Over the past month, my expedition partner, Leon McCarron, and I have made fast progress south along the Yellow River, and then crossed from the province of Shanxi into Shaanxi, and out of the mountains and onto flat, fertile plains that will lead us to Xian, the capital of Shaanxi and the ancient capital of China. We are now very nearly halfway through our 5,000-kilometre walk home to Hong Kong from Mongolia.
However, our progress suddenly came to a temporary halt due to that rather modern traveller's woe - a visa headache. We had watched the days left on our Chinese visa tick down for the past few months, and when it had almost run out, we faced the option of either attempting to renew it within China (time consuming, expensive, small chance of success), or stop walking (marking our exact spot) and jumping on a plane for a 'turn-around-flight'. We'd fly to another country, get off the plane, and then (more or less) get back on the plane and fly back again to get a new stamp on our multiple-entry visas.
We opted to do just this from Xian's airport, but decided against flying to Hong Kong. Instead, we flew north and back to the border with Mongolia, which we re-entered by land. Then, two days later, we turned around and re-entered China. It seems the operation has been a success, though it does seem rather absurd.
This is not the first time I have had visa headaches to deal with. On my three-year Cycling Home From Siberia expedition, visa renewal was not the problem, but rather sorting out new visas, as I was travelling through a lot more countries.

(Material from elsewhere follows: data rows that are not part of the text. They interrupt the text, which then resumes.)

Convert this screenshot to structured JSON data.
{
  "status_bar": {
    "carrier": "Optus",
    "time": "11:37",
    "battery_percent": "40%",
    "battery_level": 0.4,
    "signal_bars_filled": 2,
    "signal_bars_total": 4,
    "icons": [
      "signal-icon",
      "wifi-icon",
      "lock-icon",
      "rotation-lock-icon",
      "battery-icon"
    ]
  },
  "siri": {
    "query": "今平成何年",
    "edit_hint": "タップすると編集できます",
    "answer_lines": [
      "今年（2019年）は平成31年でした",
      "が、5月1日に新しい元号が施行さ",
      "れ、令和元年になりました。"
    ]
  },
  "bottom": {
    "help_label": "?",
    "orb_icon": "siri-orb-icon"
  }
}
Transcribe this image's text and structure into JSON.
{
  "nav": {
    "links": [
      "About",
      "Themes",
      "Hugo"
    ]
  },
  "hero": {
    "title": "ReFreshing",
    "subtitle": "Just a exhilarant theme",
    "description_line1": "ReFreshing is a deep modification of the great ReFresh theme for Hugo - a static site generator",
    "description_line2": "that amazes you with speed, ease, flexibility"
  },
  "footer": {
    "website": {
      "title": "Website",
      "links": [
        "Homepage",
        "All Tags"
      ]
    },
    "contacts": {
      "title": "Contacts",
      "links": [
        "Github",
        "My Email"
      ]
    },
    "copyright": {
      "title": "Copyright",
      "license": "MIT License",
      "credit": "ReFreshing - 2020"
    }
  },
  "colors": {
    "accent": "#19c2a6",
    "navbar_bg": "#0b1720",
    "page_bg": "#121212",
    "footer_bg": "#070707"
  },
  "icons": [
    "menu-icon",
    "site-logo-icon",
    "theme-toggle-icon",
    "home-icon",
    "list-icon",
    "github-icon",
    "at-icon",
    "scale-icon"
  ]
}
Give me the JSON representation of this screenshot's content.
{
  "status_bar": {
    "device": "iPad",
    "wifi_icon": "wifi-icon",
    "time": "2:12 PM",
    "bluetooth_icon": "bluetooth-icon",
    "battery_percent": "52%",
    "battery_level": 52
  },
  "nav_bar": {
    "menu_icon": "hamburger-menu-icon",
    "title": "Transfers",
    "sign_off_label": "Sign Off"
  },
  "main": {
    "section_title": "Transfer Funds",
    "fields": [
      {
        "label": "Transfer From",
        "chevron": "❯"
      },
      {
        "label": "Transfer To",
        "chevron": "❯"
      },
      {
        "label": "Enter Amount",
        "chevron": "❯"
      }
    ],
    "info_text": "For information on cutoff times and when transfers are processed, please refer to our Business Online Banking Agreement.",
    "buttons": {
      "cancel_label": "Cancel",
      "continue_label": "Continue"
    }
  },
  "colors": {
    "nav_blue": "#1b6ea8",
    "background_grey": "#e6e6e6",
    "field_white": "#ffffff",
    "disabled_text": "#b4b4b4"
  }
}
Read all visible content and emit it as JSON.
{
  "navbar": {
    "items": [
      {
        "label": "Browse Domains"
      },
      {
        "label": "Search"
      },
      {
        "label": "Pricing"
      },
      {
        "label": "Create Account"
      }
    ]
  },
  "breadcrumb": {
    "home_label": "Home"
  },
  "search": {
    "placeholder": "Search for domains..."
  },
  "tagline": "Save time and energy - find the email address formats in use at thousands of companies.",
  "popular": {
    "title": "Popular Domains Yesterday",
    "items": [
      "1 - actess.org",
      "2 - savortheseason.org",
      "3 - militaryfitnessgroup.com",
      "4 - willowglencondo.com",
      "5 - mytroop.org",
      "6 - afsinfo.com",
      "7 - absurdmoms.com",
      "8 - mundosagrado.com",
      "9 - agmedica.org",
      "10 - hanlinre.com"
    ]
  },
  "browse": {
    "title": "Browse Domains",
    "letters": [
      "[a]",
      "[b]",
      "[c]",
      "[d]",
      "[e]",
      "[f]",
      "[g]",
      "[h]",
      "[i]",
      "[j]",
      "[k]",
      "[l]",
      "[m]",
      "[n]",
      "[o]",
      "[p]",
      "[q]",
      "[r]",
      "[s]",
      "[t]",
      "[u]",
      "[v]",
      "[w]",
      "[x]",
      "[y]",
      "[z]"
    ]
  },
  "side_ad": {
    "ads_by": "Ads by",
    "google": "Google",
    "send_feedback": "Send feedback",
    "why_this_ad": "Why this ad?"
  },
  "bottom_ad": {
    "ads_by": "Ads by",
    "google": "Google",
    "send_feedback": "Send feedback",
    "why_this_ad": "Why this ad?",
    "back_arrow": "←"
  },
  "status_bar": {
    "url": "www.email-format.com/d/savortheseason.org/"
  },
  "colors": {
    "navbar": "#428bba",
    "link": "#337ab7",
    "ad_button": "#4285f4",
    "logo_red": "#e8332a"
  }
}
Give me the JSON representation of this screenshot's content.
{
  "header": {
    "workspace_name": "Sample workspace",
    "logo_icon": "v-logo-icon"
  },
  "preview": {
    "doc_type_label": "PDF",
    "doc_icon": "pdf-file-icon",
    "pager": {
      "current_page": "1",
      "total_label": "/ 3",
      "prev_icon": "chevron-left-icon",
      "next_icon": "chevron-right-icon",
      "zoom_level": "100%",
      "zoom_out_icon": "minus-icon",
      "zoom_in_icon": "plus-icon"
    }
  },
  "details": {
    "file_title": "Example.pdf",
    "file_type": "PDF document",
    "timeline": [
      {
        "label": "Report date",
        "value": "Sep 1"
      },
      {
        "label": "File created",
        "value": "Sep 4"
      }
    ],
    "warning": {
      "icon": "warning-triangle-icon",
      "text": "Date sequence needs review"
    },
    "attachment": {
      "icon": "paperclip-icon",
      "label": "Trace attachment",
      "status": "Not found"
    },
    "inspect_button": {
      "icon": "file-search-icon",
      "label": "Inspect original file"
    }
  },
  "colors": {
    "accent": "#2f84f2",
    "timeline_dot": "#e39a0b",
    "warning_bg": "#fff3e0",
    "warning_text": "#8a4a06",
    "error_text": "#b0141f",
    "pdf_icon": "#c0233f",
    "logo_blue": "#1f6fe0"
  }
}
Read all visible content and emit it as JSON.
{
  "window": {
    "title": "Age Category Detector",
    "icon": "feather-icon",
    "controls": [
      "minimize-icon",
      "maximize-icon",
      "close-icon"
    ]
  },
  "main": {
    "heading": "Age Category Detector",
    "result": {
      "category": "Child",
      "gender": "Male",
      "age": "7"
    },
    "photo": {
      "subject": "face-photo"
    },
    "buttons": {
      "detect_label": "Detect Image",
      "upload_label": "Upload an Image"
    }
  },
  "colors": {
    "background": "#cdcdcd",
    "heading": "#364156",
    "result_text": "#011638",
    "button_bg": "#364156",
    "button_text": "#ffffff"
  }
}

I have a British passport, which is a pretty good one for visas on the whole - at many places (such as Japan, South Korea, Thailand, Europe) I could just get it stamped when I arrived at the border. Other places (such as China, Nepal, India and Pakistan) were reasonably straightforward: I just had to apply for the visa at the embassy in the country where I was previously (for example, I got my Indian visa in Nepal).
There was also a third tier of places, however, where things got considerably more complicated - especially in countries that had been part of the Soviet Union.
For example, as my friend Al Humphreys and I prepared to cycle across Siberia in the winter, we needed, at minimum, a three-month visa. A tourist visa was only for one month, so we had to get a business visa. We were told we simply needed to write a letter to the Russian embassy explaining why our business needed to take us into Russia.